The Harmonie Society labored to create a cooperative community bound by the principles of celibacy, obedience to their leader and Christian communal living. Convinced that they were a chosen people, the Harmonists bent thought and practice to preparation for the millennium or Second Coming of Christ which they believed would come in their lifetimes. Nonetheless, within five years of their arrival, the Rappites had brought 1,450 acres of land under cultivation and built a community of 180 log, frame and brick buildings, some of which still stand. The almost completely self-sufficient town in the wilderness was a model for planning, order and cleanliness, with the society's total land holdings at about 20,000 acres and with an estimated value of $150,000. Despite this evident prosperity in Indiana, in 1825, Father Rapp sold the settlement with all its improvements to Robert Owen and William Maclure and led his flock back to Pennsylvania. At Economy, their new settlement, the Harmonie Society dwindled in numbers as a result of a schism in 1832 and the continued practice of celibacy.

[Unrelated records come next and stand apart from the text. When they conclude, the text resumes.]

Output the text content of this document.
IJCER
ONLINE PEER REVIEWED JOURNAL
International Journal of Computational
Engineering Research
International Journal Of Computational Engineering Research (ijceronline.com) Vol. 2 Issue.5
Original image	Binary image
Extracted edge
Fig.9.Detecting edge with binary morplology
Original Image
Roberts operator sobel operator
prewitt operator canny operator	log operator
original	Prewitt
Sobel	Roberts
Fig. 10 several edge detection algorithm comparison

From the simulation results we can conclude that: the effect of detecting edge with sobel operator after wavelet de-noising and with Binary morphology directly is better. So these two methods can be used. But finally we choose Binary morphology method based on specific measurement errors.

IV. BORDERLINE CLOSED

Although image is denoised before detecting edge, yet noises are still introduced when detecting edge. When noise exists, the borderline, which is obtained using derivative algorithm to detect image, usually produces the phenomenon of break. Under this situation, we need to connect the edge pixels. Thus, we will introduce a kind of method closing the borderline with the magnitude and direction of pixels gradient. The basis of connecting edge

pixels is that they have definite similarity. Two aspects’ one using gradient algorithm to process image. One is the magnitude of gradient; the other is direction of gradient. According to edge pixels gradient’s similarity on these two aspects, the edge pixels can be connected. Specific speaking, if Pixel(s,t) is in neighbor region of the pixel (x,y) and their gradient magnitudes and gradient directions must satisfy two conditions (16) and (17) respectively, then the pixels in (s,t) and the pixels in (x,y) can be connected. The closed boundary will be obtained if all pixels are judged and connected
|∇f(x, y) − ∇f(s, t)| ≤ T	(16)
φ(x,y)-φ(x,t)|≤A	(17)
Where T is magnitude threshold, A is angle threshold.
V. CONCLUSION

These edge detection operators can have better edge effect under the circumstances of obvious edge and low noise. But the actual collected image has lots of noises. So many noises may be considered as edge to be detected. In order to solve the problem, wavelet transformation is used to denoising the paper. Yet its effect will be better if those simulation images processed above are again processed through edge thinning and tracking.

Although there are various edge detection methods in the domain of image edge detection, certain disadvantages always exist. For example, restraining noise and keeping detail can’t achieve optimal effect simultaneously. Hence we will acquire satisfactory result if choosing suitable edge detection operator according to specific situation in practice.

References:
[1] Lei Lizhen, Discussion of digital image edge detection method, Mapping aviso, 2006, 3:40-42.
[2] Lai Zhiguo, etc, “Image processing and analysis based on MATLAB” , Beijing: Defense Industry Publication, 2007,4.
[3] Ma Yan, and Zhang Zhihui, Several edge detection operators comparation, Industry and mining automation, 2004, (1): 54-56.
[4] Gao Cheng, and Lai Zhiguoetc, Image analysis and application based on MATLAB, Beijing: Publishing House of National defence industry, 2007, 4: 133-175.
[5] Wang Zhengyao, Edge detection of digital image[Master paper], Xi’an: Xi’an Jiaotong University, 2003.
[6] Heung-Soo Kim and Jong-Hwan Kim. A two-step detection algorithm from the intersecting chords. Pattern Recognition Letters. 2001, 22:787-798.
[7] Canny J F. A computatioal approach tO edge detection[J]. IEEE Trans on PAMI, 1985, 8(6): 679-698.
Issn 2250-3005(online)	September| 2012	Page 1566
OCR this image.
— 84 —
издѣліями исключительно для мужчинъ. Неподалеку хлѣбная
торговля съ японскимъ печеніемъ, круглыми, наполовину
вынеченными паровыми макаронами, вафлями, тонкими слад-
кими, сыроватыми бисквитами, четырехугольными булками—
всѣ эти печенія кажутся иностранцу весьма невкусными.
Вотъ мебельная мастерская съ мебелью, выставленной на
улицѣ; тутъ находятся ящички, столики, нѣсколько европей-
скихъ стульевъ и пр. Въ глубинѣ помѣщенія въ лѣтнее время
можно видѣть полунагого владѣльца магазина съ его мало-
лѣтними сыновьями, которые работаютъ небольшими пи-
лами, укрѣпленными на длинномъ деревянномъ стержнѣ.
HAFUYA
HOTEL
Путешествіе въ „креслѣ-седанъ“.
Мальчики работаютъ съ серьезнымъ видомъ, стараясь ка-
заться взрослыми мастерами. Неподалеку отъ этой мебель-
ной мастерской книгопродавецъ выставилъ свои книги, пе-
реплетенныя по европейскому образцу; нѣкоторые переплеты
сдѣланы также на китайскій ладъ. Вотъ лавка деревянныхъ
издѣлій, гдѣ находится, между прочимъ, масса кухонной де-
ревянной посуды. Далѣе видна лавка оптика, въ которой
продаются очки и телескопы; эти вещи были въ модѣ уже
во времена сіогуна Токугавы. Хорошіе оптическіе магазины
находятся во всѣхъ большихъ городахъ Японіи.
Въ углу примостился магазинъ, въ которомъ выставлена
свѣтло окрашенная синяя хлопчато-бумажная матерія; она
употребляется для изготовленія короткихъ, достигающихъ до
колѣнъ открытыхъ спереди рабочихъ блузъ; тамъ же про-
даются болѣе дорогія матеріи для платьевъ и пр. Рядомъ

Label for wool manufactured by the Harmonie Society
Prominent Harmonists include:
George Johann Rapp (1757-1847), founder and leader of the Harmonie Society, was born in Wurtemburg, Germany, as were most of his immediate family. In 1787, at the age of thirty, he formed his "church of the brethren." When pressed by the Lutheran Church to cease preaching in 1803, he visited the United States to look for a place to live. He found this in Pennsylvania, whereupon he returned to Germany and brought his followers back to America in 1805.
John (Johann) Rapp (1783-1812), son of George, brother of Rosina, and father of Gertrude Rapp. He served as his father's business manager until his death at 29.
Frederick Reichert Rapp (1775-1834), was the adopted son of George Rapp. He became the Society's business manager after John's death.
Rosina Rapp (1886-1849), daughter of George and sister of John Rapp. She was named after the rose flower, which became an important symbol to the Harmonists.
Gertrude Rapp (1808-1889), daughter of John Rapp.